In fact, the entirety of Canada, with about 1.5% of global emissions, is immaterial in the context of total global emissions. China, United States and India together represent over 50% of global emissions. Canada’s direct impact on the problem is one of “form or image, versus substance”. If climate leadership is defined on the basis of emissions alone, our contribution, arguably, is a moral responsibility as a cooperative partner, versus a climate leader.

This understanding of materiality is starting to work through the awareness and politics of climate policy globally. The idea of being a global climate leader, ie Germany or the United Kingdom, and Canada, as it often references itself, is going through a rethink. Without getting into this in depth, I will just say that the fundamental importance of policy proportionality is resurfacing. What are the gains and losses for any group of people in any jurisdiction relative to the problem of trying to reduce global emissions? This is not somehow an argument to go for a free ride. It is an argument for clarity as to how we can all contribute appropriately to reduce climate risk. It is also an argument to be very careful about what we might sacrifice to achieve something that may not be material to the problem we’re trying to solve.

The best example of this conundrum is Germany itself, which is arguably the worlds foremost, historic climate leader, although this is now changing as they backslide and regress in their commitments. Germany is now realizing that they have truly hurt themselves in pursuing their climate and green aspirations. I reference the recent comments in a speech by Theodore Weimer, CEO of the German Stock exchange where he refers to the German economic model as “sheer catastrophe”. “Our reputation in the world has never been as bad as it is now”. He speaks at length about how “institutional investors are asking where Germany’s economic sense has gone”. He reported that investors are now demanding a risk premium when they invest in Germany. This is a far cry from the view that climate leaders will be able to attract capital more easily.
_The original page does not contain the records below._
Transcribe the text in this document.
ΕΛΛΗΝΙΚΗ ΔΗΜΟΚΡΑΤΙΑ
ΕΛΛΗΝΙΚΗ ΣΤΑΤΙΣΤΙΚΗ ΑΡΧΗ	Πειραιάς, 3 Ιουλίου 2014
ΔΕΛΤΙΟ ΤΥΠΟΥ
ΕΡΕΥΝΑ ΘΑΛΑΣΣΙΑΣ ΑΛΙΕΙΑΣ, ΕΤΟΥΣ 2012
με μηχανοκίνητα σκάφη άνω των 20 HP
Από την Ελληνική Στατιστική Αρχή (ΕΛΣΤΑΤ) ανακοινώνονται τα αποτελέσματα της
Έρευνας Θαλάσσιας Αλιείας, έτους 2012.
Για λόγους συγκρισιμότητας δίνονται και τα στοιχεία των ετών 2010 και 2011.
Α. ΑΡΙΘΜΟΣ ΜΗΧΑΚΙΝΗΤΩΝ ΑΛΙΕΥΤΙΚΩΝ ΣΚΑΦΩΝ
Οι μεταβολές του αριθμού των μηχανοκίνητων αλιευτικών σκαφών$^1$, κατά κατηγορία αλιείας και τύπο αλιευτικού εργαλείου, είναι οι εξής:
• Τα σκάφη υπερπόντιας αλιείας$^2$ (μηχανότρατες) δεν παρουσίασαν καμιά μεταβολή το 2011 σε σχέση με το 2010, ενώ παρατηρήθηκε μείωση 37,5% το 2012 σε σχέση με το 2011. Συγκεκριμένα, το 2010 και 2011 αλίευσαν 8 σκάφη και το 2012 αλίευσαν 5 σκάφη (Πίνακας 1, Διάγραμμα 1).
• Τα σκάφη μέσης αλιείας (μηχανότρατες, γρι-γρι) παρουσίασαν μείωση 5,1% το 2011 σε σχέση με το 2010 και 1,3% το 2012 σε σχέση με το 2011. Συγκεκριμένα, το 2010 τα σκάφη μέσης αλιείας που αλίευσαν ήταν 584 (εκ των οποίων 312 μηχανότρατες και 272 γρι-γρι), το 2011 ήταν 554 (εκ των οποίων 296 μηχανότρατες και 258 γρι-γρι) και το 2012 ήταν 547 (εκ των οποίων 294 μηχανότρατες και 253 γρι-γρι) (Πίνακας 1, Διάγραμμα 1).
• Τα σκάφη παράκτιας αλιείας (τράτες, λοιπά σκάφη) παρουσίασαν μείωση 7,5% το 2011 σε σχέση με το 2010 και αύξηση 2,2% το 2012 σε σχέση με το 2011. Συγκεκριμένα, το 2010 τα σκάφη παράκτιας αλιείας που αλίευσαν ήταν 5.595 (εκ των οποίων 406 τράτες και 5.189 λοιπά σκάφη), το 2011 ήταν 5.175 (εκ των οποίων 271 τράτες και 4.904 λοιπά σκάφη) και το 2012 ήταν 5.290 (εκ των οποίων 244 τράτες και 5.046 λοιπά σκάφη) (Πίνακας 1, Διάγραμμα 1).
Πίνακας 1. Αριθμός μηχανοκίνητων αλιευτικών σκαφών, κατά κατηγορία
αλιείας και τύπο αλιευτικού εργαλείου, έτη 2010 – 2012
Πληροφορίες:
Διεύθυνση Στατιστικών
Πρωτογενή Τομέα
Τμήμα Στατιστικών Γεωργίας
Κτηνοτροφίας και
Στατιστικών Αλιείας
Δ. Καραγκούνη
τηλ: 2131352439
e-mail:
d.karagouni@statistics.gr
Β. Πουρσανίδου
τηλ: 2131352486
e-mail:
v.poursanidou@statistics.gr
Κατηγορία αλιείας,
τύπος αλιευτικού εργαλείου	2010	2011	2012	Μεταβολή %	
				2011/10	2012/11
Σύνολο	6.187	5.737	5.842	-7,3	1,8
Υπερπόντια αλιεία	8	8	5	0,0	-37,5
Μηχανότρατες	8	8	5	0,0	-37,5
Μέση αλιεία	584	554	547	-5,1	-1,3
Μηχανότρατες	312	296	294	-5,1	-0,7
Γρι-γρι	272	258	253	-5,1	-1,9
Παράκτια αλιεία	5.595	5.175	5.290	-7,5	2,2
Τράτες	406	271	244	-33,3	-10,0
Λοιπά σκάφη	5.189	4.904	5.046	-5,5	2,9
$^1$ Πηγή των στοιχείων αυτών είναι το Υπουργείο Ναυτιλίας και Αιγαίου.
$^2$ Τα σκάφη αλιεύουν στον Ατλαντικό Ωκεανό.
The view that the proposed Canadian sustainability standards will help us attract more capital needs to be thought through very carefully. As an investor I can tell you that what does attract capital is first and foremost, a business and investment friendly environment. The new sustainability standards may actually discourage new investment or at least discourage new public company listings in Canada. Other fundamentals for attracting capital are low cost reliable and, yes, ideally clean energy (ie hydro in BC and Quebec), responsible development where social and governance factors are part of strategy, the availability of skilled labour, market access, relative ease in permitting, reasonable tax levels etc. Consistency in sustainability standards could be a positive but not if they are excessively burdensome or if based off a model drawn from other jurisdictions that are underperforming, if not actually failing.

My main point is that Canada must be very careful in following the German or the European model of governance. I’m emphasizing this because my fear is that Canada may get stuck with guidelines and compliance based process that have serious adverse impacts on our competitiveness, with minimal real world benefits. The issue of materiality and policy proportionality must be front and centre. My last point is that if Canada is going to follow or harmonize with any other international jurisdiction, it should be the United States. They are our major trading partner and our greatest competitor in many ways. Whatever we may do, we should not get ahead of the US in these standards and process.